For some, a great night’s sleep is nothing but a dream. A lack of quality sleep can be the starting point of a slippery slope downhill towards chronic health conditions. These conditions all fall into the effects of stress. Yes, thats right, a lack of sleep is a leading cause of chronic disease. Diseases such as heart disease, high blood pressure, high cholesterol, high blood sugars (e.g. diabetes), digestive disorders, lowered immunity (e.g. constantly getting sick), infertility, poor concentration (e.g. ADHD), poor memory & retention, lowered energy, infertility, and inflammation (e.g. injuries never healing, joint and muscle pain). All of these conditions are commonly treated by pharmaceutical products, which then add another layer to the ‘stress cascade’, which in turn will lead to more of the above chronic disease process.
In order to turn that around, and experience both a better quality sleep and much improved health, there are a few steps that need to be put into place. So, if you tired of tossing and turning all night, feeling groggy in the morning, here are five simple tips that you can implement tonight to help you achieve that elusive, restful sleep you’ve been dreaming of:
- Stick to a Schedule: Set a consistent bedtime and wake-up time, even on weekends. This helps regulate your body’s internal clock, making it easier to fall asleep and wake up refreshed.
- Create a Relaxing Routine: Wind down before bed with a calming bedtime routine. This could include activities like reading, taking a warm bath, or practicing relaxation techniques like deep breathing or meditation.
- Optimise Your Sleep Environment: Make your bedroom a sleep sanctuary by keeping it cool, dark, and quiet. Invest in a comfortable mattress and pillows, and consider using white noise or blackout curtains if needed.
- Limit Screen Time: Minimise exposure to screens (phones, tablets, computers) at least an hour before bedtime. This means having what we call an eFast. The blue light emitted by screens can disrupt your body’s natural sleep-wake cycle, making it harder to fall asleep. So, what do you do? See Tip #2!
- Watch What You Eat and Drink: Avoid heavy meals, caffeine, and alcohol close to bedtime. Instead, opt for light snacks, such as a handfull of berries or nuts, and herbal teas that promote relaxation and digestion.

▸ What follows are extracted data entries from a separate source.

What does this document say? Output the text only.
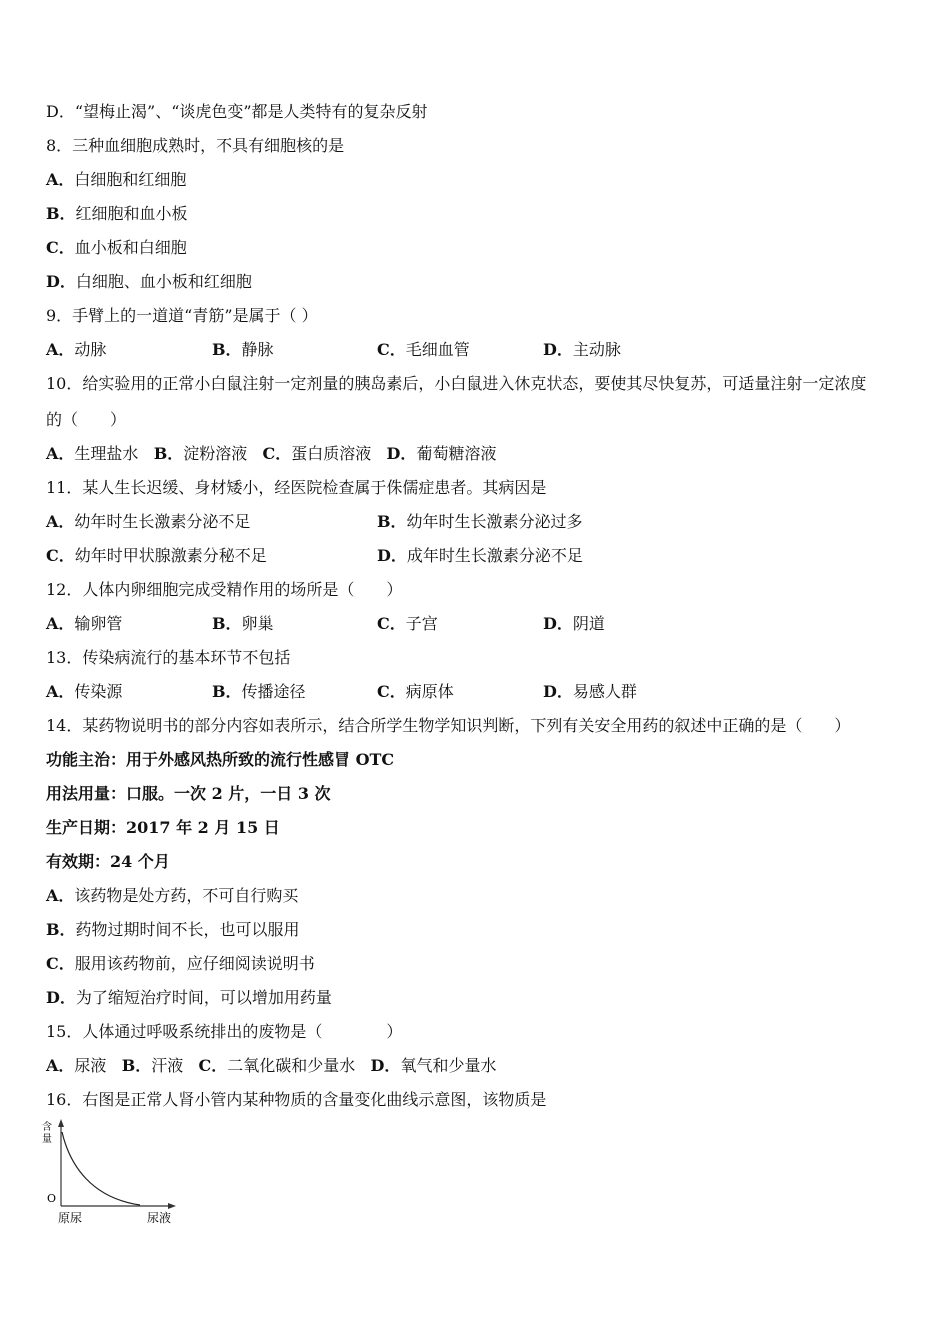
D．“望梅止渴”、“谈虎色变”都是人类特有的复杂反射
8．三种血细胞成熟时，不具有细胞核的是
A．白细胞和红细胞
B．红细胞和血小板
C．血小板和白细胞
D．白细胞、血小板和红细胞
9．手臂上的一道道“青筋”是属于（ ）
A．动脉	B．静脉	C．毛细血管	D．主动脉
10．给实验用的正常小白鼠注射一定剂量的胰岛素后，小白鼠进入休克状态，要使其尽快复苏，可适量注射一定浓度
的（　　）
A．生理盐水 B．淀粉溶液 C．蛋白质溶液 D．葡萄糖溶液
11．某人生长迟缓、身材矮小，经医院检查属于侏儒症患者。其病因是
A．幼年时生长激素分泌不足	B．幼年时生长激素分泌过多
C．幼年时甲状腺激素分秘不足	D．成年时生长激素分泌不足
12．人体内卵细胞完成受精作用的场所是（　　）
A．输卵管	B．卵巢	C．子宫	D．阴道
13．传染病流行的基本环节不包括
A．传染源	B．传播途径	C．病原体	D．易感人群
14．某药物说明书的部分内容如表所示，结合所学生物学知识判断，下列有关安全用药的叙述中正确的是（　　）
功能主治：用于外感风热所致的流行性感冒 OTC
用法用量：口服。一次 2 片，一日 3 次
生产日期：2017 年 2 月 15 日
有效期：24 个月
A．该药物是处方药，不可自行购买
B．药物过期时间不长，也可以服用
C．服用该药物前，应仔细阅读说明书
D．为了缩短治疗时间，可以增加用药量
15．人体通过呼吸系统排出的废物是（　　　　）
A．尿液 B．汗液 C．二氧化碳和少量水 D．氧气和少量水
16．右图是正常人肾小管内某种物质的含量变化曲线示意图，该物质是
含
量
O
原尿	尿液
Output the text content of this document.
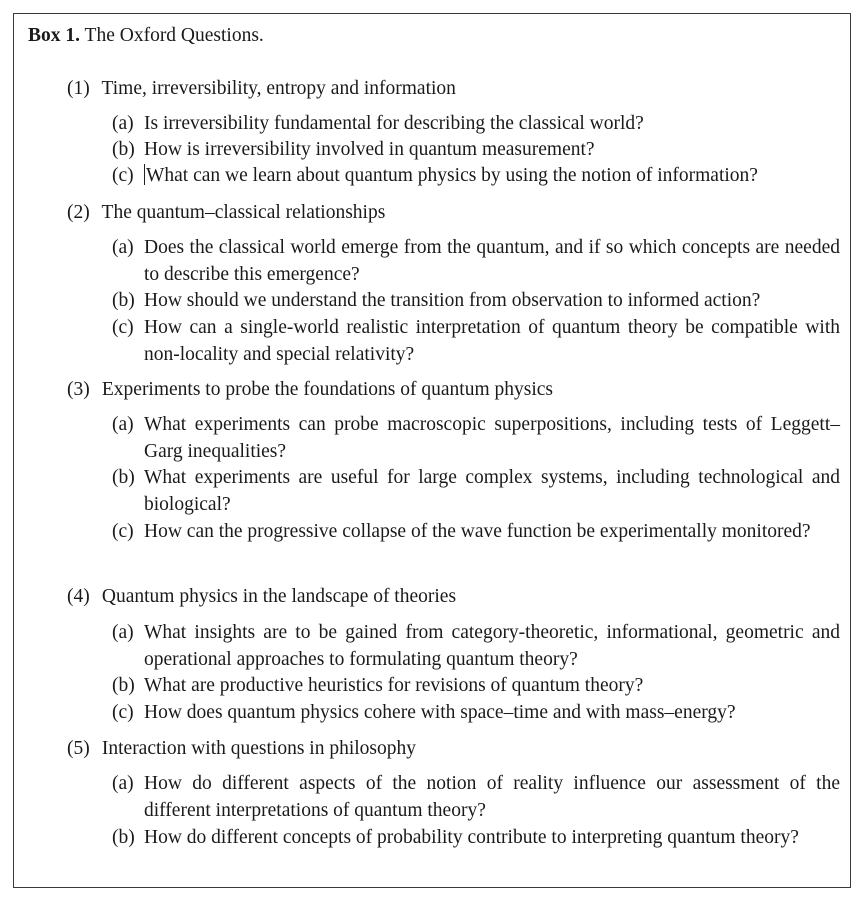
Box 1. The Oxford Questions.
(1) Time, irreversibility, entropy and information
(a) Is irreversibility fundamental for describing the classical world?
(b) How is irreversibility involved in quantum measurement?
(c) What can we learn about quantum physics by using the notion of information?
(2) The quantum–classical relationships
(a) Does the classical world emerge from the quantum, and if so which concepts are needed to describe this emergence?
(b) How should we understand the transition from observation to informed action?
(c) How can a single-world realistic interpretation of quantum theory be compatible with non-locality and special relativity?
(3) Experiments to probe the foundations of quantum physics
(a) What experiments can probe macroscopic superpositions, including tests of Leggett–Garg inequalities?
(b) What experiments are useful for large complex systems, including technological and biological?
(c) How can the progressive collapse of the wave function be experimentally monitored?
(4) Quantum physics in the landscape of theories
(a) What insights are to be gained from category-theoretic, informational, geometric and operational approaches to formulating quantum theory?
(b) What are productive heuristics for revisions of quantum theory?
(c) How does quantum physics cohere with space–time and with mass–energy?
(5) Interaction with questions in philosophy
(a) How do different aspects of the notion of reality influence our assessment of the different interpretations of quantum theory?
(b) How do different concepts of probability contribute to interpreting quantum theory?
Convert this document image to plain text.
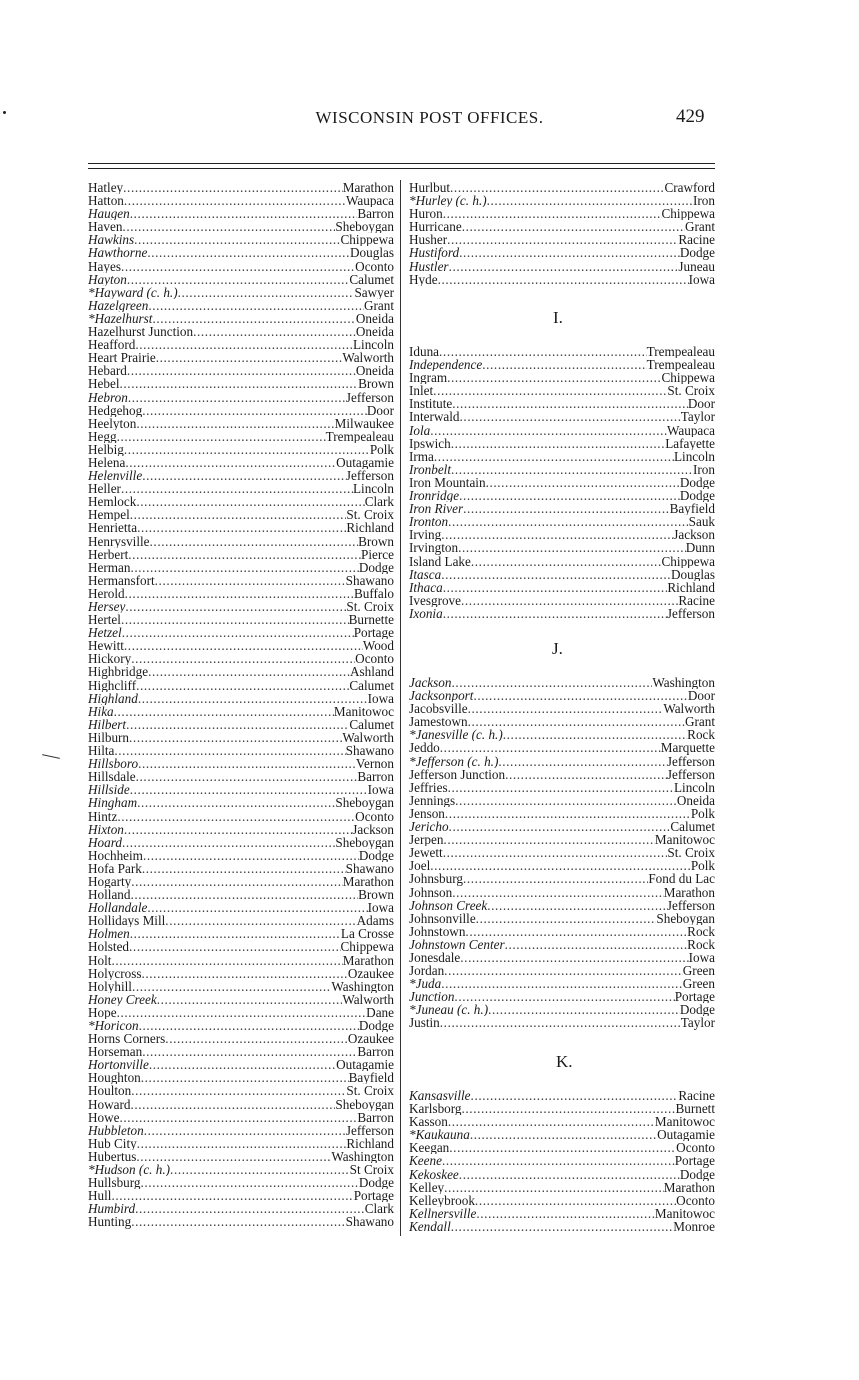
WISCONSIN POST OFFICES.	429
Hatley .....	Marathon
Hatton .....	Waupaca
Haugen .....	Barron
Haven .....	Sheboygan
Hawkins .....	Chippewa
Hawthorne .....	Douglas
Hayes .....	Oconto
Hayton .....	Calumet
*Hayward (c. h.) .....	Sawyer
Hazelgreen .....	Grant
*Hazelhurst .....	Oneida
Hazelhurst Junction .....	Oneida
Heafford .....	Lincoln
Heart Prairie .....	Walworth
Hebard .....	Oneida
Hebel .....	Brown
Hebron .....	Jefferson
Hedgehog .....	Door
Heelyton .....	Milwaukee
Hegg .....	Trempealeau
Helbig .....	Polk
Helena .....	Outagamie
Helenville .....	Jefferson
Heller .....	Lincoln
Hemlock .....	Clark
Hempel .....	St. Croix
Henrietta .....	Richland
Henrysville .....	Brown
Herbert .....	Pierce
Herman .....	Dodge
Hermansfort .....	Shawano
Herold .....	Buffalo
Hersey .....	St. Croix
Hertel .....	Burnette
Hetzel .....	Portage
Hewitt .....	Wood
Hickory .....	Oconto
Highbridge .....	Ashland
Highcliff .....	Calumet
Highland .....	Iowa
Hika .....	Manitowoc
Hilbert .....	Calumet
Hilburn .....	Walworth
Hilta .....	Shawano
Hillsboro .....	Vernon
Hillsdale .....	Barron
Hillside .....	Iowa
Hingham .....	Sheboygan
Hintz .....	Oconto
Hixton .....	Jackson
Hoard .....	Sheboygan
Hochheim .....	Dodge
Hofa Park .....	Shawano
Hogarty .....	Marathon
Holland .....	Brown
Hollandale .....	Iowa
Hollidays Mill .....	Adams
Holmen .....	La Crosse
Holsted .....	Chippewa
Holt .....	Marathon
Holycross .....	Ozaukee
Holyhill .....	Washington
Honey Creek .....	Walworth
Hope .....	Dane
*Horicon .....	Dodge
Horns Corners .....	Ozaukee
Horseman .....	Barron
Hortonville .....	Outagamie
Houghton .....	Bayfield
Houlton .....	St. Croix
Howard .....	Sheboygan
Howe .....	Barron
Hubbleton .....	Jefferson
Hub City .....	Richland
Hubertus .....	Washington
*Hudson (c. h.) .....	St Croix
Hullsburg .....	Dodge
Hull .....	Portage
Humbird .....	Clark
Hunting .....	Shawano
Hurlbut .....	Crawford
*Hurley (c. h.) .....	Iron
Huron .....	Chippewa
Hurricane .....	Grant
Husher .....	Racine
Hustiford .....	Dodge
Hustler .....	Juneau
Hyde .....	Iowa
I.
Iduna .....	Trempealeau
Independence .....	Trempealeau
Ingram .....	Chippewa
Inlet .....	St. Croix
Institute .....	Door
Interwald .....	Taylor
Iola .....	Waupaca
Ipswich .....	Lafayette
Irma .....	Lincoln
Ironbelt .....	Iron
Iron Mountain .....	Dodge
Ironridge .....	Dodge
Iron River .....	Bayfield
Ironton .....	Sauk
Irving .....	Jackson
Irvington .....	Dunn
Island Lake .....	Chippewa
Itasca .....	Douglas
Ithaca .....	Richland
Ivesgrove .....	Racine
Ixonia .....	Jefferson
J.
Jackson .....	Washington
Jacksonport .....	Door
Jacobsville .....	Walworth
Jamestown .....	Grant
*Janesville (c. h.) .....	Rock
Jeddo .....	Marquette
*Jefferson (c. h.) .....	Jefferson
Jefferson Junction .....	Jefferson
Jeffries .....	Lincoln
Jennings .....	Oneida
Jenson .....	Polk
Jericho .....	Calumet
Jerpen .....	Manitowoc
Jewett .....	St. Croix
Joel .....	Polk
Johnsburg .....	Fond du Lac
Johnson .....	Marathon
Johnson Creek .....	Jefferson
Johnsonville .....	Sheboygan
Johnstown .....	Rock
Johnstown Center .....	Rock
Jonesdale .....	Iowa
Jordan .....	Green
*Juda .....	Green
Junction .....	Portage
*Juneau (c. h.) .....	Dodge
Justin .....	Taylor
K.
Kansasville .....	Racine
Karlsborg .....	Burnett
Kasson .....	Manitowoc
*Kaukauna .....	Outagamie
Keegan .....	Oconto
Keene .....	Portage
Kekoskee .....	Dodge
Kelley .....	Marathon
Kelleybrook .....	Oconto
Kellnersville .....	Manitowoc
Kendall .....	Monroe
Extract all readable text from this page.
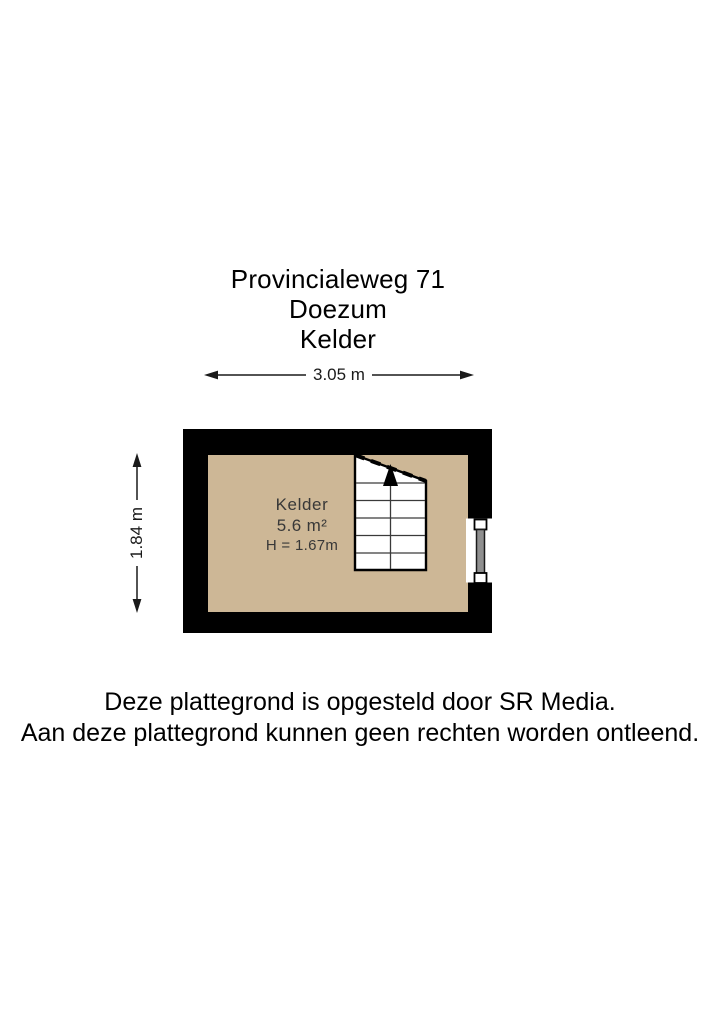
Provincialeweg 71
Doezum
Kelder
3.05 m
1.84 m
Kelder
5.6 m²
H = 1.67m
Deze plattegrond is opgesteld door SR Media.
Aan deze plattegrond kunnen geen rechten worden ontleend.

By incorporating these simple habits into your nightly routine, you’ll be well on your way to achieving the deep, rejuvenating sleep your body and mind crave. Of course I would also expect you to be sleeping in the correct position – NOT on your stomach!
Chiropractic care is all encapsulating. As well as adjusting the spine to ensure that the brain and the body communicate effectively and efficiently, the chiropractic adjustment helps people to become more resilient. To help the individual continually adapt to our ever changing environment by powering up the nervous system. This allows you to become more resilient and stronger. Add this to lifestyle strategies and tips, you are in a position to become the best you ever!